Cougars Officially Declared Extinct in Eastern U.S., Removed from Endangered Species List

An illustration of an eastern cougar, a species last seen in 1938.

An illustration of an eastern cougar, a species last seen in 1938.

Eastern cougars once roamed every U.S. state east of the Mississippi, but it has been eight decades since the last confirmed sighting of the animal. Now, the U.S. Fish and Wildlife Service has officially declared the subspecies extinct and removed it from the U.S. endangered species list.

The decision, announced Monday, is the result of years of deliberation. The agency conducted an extensive review of the eastern cougar in 2011, and recommended it be removed from the endangered and threatened species list in 2015, Reuters reported. The species, also known as pumas, are the genetic cousins of mountain lions in the Western United States and of Florida panthers, which are now found only in the Everglades.

There is “no evidence of the existence of either an extant reproducing population or any individuals of the eastern puma subspecies,” the announcement in the Federal Register said. “It is also highly unlikely that an eastern puma population could remain undetected since the last confirmed sighting in 1938.”
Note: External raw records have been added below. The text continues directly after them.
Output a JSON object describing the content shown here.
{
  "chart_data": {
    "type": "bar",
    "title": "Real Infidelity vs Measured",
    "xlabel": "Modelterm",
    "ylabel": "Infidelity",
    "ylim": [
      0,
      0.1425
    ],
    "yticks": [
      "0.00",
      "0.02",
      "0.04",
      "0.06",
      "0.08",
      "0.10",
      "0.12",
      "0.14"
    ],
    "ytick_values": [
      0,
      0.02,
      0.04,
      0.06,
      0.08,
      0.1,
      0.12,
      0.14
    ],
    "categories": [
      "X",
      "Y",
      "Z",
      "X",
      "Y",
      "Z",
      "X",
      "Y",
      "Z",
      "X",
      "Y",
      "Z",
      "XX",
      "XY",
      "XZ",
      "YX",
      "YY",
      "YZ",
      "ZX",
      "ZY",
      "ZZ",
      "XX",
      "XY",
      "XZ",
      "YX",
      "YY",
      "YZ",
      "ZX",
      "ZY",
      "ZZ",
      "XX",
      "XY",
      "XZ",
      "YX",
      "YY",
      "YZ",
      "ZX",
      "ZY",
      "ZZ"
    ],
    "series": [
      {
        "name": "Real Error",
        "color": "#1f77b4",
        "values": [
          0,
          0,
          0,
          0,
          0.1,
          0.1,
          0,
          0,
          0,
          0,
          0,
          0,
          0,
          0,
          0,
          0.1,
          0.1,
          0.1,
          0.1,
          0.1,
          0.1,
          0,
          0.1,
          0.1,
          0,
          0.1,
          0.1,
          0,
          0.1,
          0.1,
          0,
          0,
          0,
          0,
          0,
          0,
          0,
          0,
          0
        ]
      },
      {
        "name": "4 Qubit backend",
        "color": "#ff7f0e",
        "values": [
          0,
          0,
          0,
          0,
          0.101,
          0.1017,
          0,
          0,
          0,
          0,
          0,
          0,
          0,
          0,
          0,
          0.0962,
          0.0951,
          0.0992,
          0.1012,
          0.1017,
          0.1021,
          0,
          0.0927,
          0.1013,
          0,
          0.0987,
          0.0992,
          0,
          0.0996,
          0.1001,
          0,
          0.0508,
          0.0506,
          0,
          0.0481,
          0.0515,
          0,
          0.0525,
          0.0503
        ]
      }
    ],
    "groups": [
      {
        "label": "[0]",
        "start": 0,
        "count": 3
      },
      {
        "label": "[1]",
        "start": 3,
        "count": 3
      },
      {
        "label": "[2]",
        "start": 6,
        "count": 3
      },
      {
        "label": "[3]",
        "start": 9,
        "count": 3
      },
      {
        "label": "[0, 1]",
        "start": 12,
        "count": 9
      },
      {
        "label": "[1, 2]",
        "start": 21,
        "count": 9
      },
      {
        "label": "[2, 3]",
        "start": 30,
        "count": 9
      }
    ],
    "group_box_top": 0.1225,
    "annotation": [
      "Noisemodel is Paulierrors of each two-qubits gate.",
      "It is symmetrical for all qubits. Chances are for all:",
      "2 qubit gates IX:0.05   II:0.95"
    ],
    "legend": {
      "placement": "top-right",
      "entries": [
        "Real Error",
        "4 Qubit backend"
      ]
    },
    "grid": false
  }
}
Cougars were common throughout eastern North America until the late 1800s, when their populations began to drastically decline as forests and prey disappeared and European settlers killed them to protect their livestock and families, according to the FWS.

Conservation groups said the decision clears the way for eastern states to rebuild cougar populations in habitats such as the Adirondacks and White Mountains using mountain lions from the U.S. West. Western mountain lions are confirmed to have occasionally ventured as far east as Connecticut, with reported sightings even further in Maine.

Eastern states “need large carnivores like cougars to keep the wild food web healthy,” Michael Robinson, a conservation advocate at the Center for Biological Diversity, said in a statement. “[They] would curb deer overpopulation and tick-borne diseases that threaten human health.”